Wednesday, February 16, 2022

Dance With the One Who Brung You

Eakinomics: Dance With the One Who Brung You

 “Dance with the one who brung you” is an old proverb that is a reminder to be considerate and loyal to the one who has been supportive, attentive, or helpful to you.  At this point, it should apply as well to the federal social safety net. The progressives’ dalliance with creating a whole new safety net in the Build Back Better Act appears to have hit the iceberg named reality. Good.

But what has been especially shameful about the episode has been the charm (aka, taxpayer dollars) that the left has been willing to shower on the newbies while utterly neglecting the core planks of the safety net that brought the U.S. populace to the present. Those planks are rotting and in need of repair.

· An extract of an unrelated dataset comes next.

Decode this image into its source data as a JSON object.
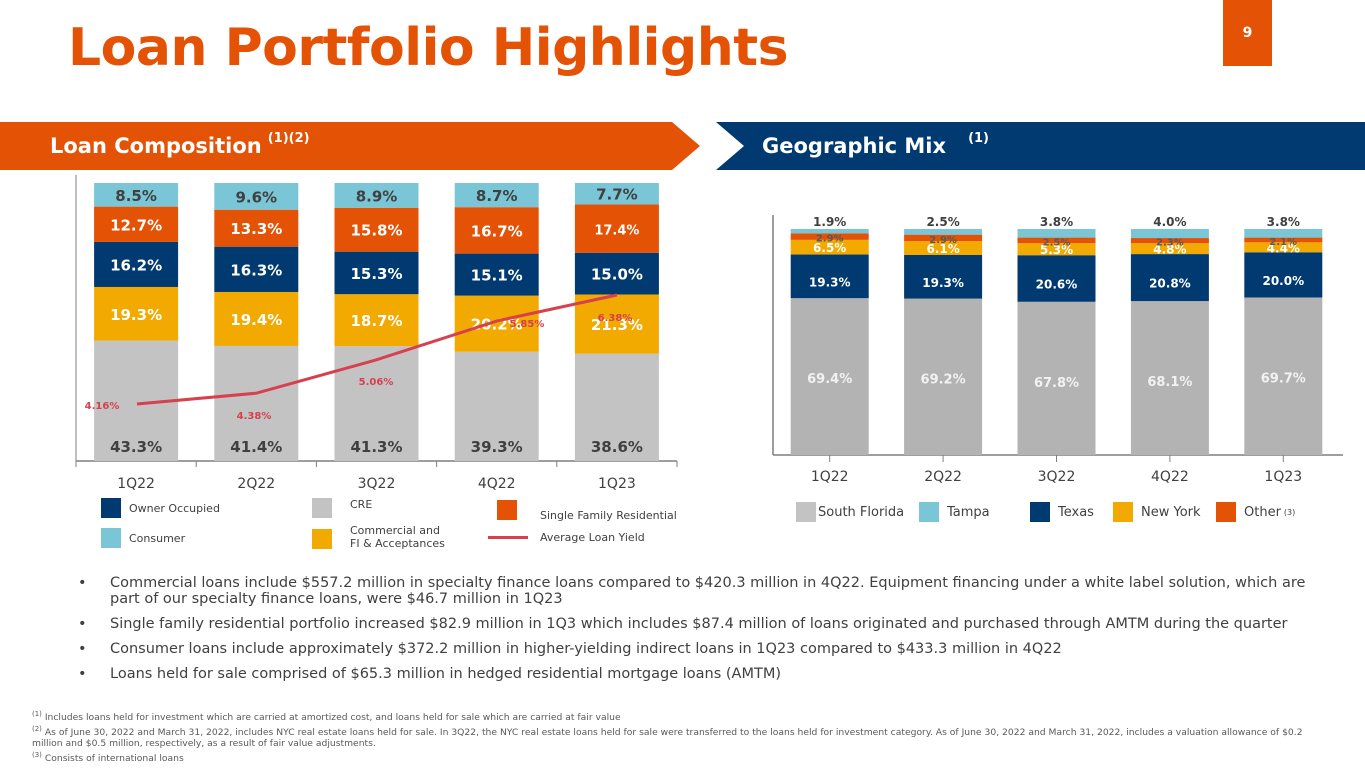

To get a feel for the issue, consider the charts (below) depicting the outlook for the Old Age and Survivors Insurance (OASI, aka Social Security retirement), Disability Insurance (DI, Social Security disability), and Hospital Insurance (HI, Medicare inpatient) trust funds. (All the estimates, as well as the graphs, were stolen from the recent Congressional Budget Office study on the outlook for federal trust funds.)

First, a word on trust funds. Having money in a trust fund gives the programs the legal authority to pay benefits. When the trust fund goes bankrupt, spending must get cut back to whatever dollars happen to flow in that year. In the past some trust funds accumulated more inflows than benefits. In those circumstances, the actual money was given to the Treasury in exchange for securities that paid interest. That is why each graph shows a deficit with and without interest.

While the interest allows the programs to keep paying benefits, it does not ease the burden of that spending. From the perspective of the budget as a whole, transferring interest from the Treasury to the trust funds is just accounting. Treasury still must either raise taxes or borrow to come up with the money.

So, here is the picture:



OASI Trust Fund goes bankrupt in 2031.



DI Trust Fund goes bankrupt in 2026.


HI Trust Fund goes bankrupt in 2024.

What do we learn? There are three major lessons.

Lesson 1: The trust funds all exhaust in the next decade; in some cases, like HI, it is in the next several years. The social safety net is in terrible financial shape.

Lesson 2: The deficits are the dominant source of overall red ink over the next decade. If anyone is going to get serious about the federal deficit, take aim at controlling the federal debt, or otherwise transform the federal budget away from being a threat to the U.S. economy, they must come to terms with a financially viable future for the social safety net.

Lesson 3: Nobody is talking about this. Nobody is admitting there is a problem. Nobody is talking about Social Security reforms. Nobody is coming up with a fix for the HI trust fund. Everybody has been so entranced by the matchmaking at the BBBA Safety Net Ball that they are not doing their job.

It is time to dance with the ones who brung us here.